On 8/21/20 9:15 AM, Anand Jain wrote:
> The following test case leads to null kobject-being-freed error.
> 
>   mount seed /mnt
>   add sprout to /mnt
>   umount /mnt
>   mount sprout to /mnt
>   delete seed
> 
>   kobject: '(null)' (00000000dd2b87e4): is not initialized, yet kobject_put() is being called.
>   WARNING: CPU: 1 PID: 15784 at lib/kobject.c:736 kobject_put+0x80/0x350
>   RIP: 0010:kobject_put+0x80/0x350
>   ::
>   Call Trace:
>   btrfs_sysfs_remove_devices_dir+0x6e/0x160 [btrfs]
>   btrfs_rm_device.cold+0xa8/0x298 [btrfs]
>   btrfs_ioctl+0x206c/0x22a0 [btrfs]
>   ksys_ioctl+0xe2/0x140
>   __x64_sys_ioctl+0x1e/0x29
>   do_syscall_64+0x96/0x150
>   entry_SYSCALL_64_after_hwframe+0x44/0xa9
>   RIP: 0033:0x7f4047c6288b
>   ::
> 
> This is because, at the end of the seed device-delete, we try to remove
> the seed's devid sysfs entry. But for the seed devices under the sprout
> fs, we don't initialize the devid kobject yet. So this patch initializes
> the seed device devid kobject and the device link in the sysfs.
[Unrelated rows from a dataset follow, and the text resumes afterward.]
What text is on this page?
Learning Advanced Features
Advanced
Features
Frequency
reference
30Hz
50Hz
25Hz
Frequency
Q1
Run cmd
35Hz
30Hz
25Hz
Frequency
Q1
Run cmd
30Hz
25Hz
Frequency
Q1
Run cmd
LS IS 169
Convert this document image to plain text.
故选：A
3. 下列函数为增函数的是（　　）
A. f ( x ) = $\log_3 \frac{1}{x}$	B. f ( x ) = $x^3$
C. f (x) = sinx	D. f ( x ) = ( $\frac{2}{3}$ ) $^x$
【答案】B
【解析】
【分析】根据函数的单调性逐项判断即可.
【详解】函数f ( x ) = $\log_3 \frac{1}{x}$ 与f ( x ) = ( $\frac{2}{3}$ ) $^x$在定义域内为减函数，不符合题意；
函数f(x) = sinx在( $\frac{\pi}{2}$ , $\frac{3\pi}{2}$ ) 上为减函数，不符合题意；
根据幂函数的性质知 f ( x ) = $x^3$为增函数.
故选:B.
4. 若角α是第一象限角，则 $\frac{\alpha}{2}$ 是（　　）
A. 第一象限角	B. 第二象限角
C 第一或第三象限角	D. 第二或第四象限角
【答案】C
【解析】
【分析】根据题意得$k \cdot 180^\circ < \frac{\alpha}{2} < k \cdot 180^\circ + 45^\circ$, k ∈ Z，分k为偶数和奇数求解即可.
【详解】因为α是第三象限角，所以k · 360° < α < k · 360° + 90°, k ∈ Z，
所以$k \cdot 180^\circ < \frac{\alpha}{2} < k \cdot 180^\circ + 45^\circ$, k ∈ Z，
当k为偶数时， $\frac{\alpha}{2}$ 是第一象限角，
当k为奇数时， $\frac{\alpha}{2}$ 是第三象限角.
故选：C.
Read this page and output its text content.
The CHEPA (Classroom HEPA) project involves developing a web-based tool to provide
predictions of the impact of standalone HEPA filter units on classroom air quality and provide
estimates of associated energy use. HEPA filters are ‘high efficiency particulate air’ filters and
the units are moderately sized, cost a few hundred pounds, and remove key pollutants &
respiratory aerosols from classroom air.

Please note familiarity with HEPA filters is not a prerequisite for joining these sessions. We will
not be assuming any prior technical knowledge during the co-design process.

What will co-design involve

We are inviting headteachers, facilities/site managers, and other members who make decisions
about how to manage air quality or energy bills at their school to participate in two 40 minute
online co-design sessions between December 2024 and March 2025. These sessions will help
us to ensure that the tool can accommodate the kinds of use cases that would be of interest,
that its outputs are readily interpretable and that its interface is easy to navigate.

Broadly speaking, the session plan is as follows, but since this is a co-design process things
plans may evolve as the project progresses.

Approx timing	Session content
This takes
> care of the Warning.
> 
> Signed-off-by: Anand Jain <anand.jain@oracle.com>
> ---
>   fs/btrfs/sysfs.c | 30 ++++++++++++++++++++----------
>   1 file changed, 20 insertions(+), 10 deletions(-)
> 
> diff --git a/fs/btrfs/sysfs.c b/fs/btrfs/sysfs.c
> index 88fd4ce937b8..85403fc3d5c7 100644
> --- a/fs/btrfs/sysfs.c
> +++ b/fs/btrfs/sysfs.c
> @@ -1154,20 +1154,20 @@ int btrfs_sysfs_add_space_info_type(struct btrfs_fs_info *fs_info,
>   /* when one_device is NULL, it removes all device links */
>   
>   int btrfs_sysfs_remove_devices_dir(struct btrfs_fs_devices *fs_devices,
> -		struct btrfs_device *one_device)
> +				   struct btrfs_device *one_device)
>   {
>   	struct hd_struct *disk;
>   	struct kobject *disk_kobj;
> +	struct kobject *devices_kobj = fs_devices->devices_kobj;
>   
> -	if (!fs_devices->devices_kobj)
> +	if (!devices_kobj)
>   		return -EINVAL;
>   
>   	if (one_device) {
>   		if (one_device->bdev) {
>   			disk = one_device->bdev->bd_part;
>   			disk_kobj = &part_to_dev(disk)->kobj;
> -			sysfs_remove_link(fs_devices->devices_kobj,
> -					  disk_kobj->name);
> +			sysfs_remove_link(devices_kobj, disk_kobj->name);
>   		}
>   
>   		kobject_del(&one_device->devid_kobj);
> @@ -1178,19 +1178,23 @@ int btrfs_sysfs_remove_devices_dir(struct btrfs_fs_devices *fs_devices,
>   		return 0;
>   	}
>   
> +again:
>   	list_for_each_entry(one_device, &fs_devices->devices, dev_list) {
>   
>   		if (one_device->bdev) {
>   			disk = one_device->bdev->bd_part;
>   			disk_kobj = &part_to_dev(disk)->kobj;
> -			sysfs_remove_link(fs_devices->devices_kobj,
> -					  disk_kobj->name);
> +			sysfs_remove_link(devices_kobj, disk_kobj->name);
>   		}
>   		kobject_del(&one_device->devid_kobj);
>   		kobject_put(&one_device->devid_kobj);
>   
>   		wait_for_completion(&one_device->kobj_unregister);
>   	}
> +	while (fs_devices->seed) {
> +		fs_devices = fs_devices->seed;
> +		goto again;
> +	}
>   
>   	return 0;
>   }
> @@ -1279,8 +1283,11 @@ int btrfs_sysfs_add_devices_dir(struct btrfs_fs_devices *fs_devices,
>   	int error = 0;
>   	struct btrfs_device *dev;
>   	unsigned int nofs_flag;
> +	struct kobject *devices_kobj = fs_devices->devices_kobj;
> +	struct kobject *devinfo_kobj = fs_devices->devinfo_kobj;
>   
>   	nofs_flag = memalloc_nofs_save();
> +again:
>   	list_for_each_entry(dev, &fs_devices->devices, dev_list) {
>   
>   		if (one_device && one_device != dev)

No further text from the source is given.